Of course, we will notice. We will understand. That is why we are here.  But just to make certain, God puts our faith to the test.  Do you know why this babe has come?  Do you know where he might be born?  Do you know how he will save the world – a world as dark as the one long ago – a world oppressed?  Do you know how he intends to act in 2005?

God waits as He has always waited for just one thing:  for us to understand. 

You see, long ago:

They expected a general
And were given a child.
They expected a coronation
And were given a star.
They expected victory,
They were given Love.        
(Richard Fanolio)

Ah that’s it, you see.   That’s what God waits for – to become Love – to be Love re-born. To take our lives over with Love so that we become Love.  That’s how he will save the world. That’s how He will save us. That’s why he was born in Bethlehem and that’s why he must be born again tonight.

So God waits. The last minute dot com God of surprise can’t do it without us – just as, conversely, we can’t do it without Him.  There has to be an impregnation of the Divine spark of love into the human will – or it will be a still-born celebration we have tonight.  He needs a place to be born again if our dark world really can be infused with divine light.

He came into the world he had made but the world did not know him.

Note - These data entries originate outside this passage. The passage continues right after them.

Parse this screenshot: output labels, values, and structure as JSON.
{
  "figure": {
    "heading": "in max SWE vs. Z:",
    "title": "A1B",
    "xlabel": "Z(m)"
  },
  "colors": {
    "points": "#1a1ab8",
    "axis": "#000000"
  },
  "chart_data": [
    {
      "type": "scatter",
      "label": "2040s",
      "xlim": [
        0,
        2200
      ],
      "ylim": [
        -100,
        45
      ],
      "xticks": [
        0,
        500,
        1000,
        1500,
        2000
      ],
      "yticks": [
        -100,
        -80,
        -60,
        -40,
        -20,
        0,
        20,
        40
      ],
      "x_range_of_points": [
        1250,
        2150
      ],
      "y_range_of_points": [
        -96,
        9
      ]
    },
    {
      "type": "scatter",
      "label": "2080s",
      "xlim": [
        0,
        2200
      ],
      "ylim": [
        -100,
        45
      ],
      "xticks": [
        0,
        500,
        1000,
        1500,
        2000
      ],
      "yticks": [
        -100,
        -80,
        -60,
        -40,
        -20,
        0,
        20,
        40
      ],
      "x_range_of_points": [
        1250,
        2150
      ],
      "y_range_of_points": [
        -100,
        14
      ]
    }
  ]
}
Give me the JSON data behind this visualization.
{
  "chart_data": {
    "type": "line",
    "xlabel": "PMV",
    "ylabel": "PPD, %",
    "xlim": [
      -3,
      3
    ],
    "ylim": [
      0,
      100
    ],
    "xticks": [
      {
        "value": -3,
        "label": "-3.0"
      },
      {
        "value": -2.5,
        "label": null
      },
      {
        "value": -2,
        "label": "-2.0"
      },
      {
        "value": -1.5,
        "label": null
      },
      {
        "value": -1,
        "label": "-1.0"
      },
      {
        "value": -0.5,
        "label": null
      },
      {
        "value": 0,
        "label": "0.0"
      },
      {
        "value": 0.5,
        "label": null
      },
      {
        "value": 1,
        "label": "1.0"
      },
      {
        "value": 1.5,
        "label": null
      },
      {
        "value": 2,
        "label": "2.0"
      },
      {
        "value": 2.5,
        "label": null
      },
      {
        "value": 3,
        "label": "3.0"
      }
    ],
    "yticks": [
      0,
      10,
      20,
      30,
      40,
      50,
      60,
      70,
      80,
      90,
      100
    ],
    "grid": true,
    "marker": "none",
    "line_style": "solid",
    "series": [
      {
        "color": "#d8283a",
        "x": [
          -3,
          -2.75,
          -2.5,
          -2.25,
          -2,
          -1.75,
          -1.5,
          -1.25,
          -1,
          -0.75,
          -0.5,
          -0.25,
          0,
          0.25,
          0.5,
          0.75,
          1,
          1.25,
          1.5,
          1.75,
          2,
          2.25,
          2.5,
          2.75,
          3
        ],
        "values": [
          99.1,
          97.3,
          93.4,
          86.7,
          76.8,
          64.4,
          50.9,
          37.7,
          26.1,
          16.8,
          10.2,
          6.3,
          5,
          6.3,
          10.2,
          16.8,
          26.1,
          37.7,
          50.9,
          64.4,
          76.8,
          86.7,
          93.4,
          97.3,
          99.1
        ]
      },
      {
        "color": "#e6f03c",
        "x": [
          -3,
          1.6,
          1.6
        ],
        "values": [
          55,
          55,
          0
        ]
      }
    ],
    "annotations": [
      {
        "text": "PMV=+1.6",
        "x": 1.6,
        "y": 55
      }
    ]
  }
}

He came to what was his own and his own people did not accept him – but to all who received him, who believed in his name, he gave power to become children of God, who were born, not of blood or of the will of the flesh or of the will of man but of God.

The Word became flesh

But not this time in the form of a baby in Bethlehem but in our own hearts.

And in that topsy-turvy world of God a strange thing happens when we open our hearts to Him to be born as love in our own lives – it is not God who is born but us.  For it is our lives which depend on His.

So God waits for the penny to drop – and he is ready to fill us with Christ-like love.  

It is up to us – you see it’s not we who are waiting for God to act in a last minute dot com sort of way.  It’s quite the other way round.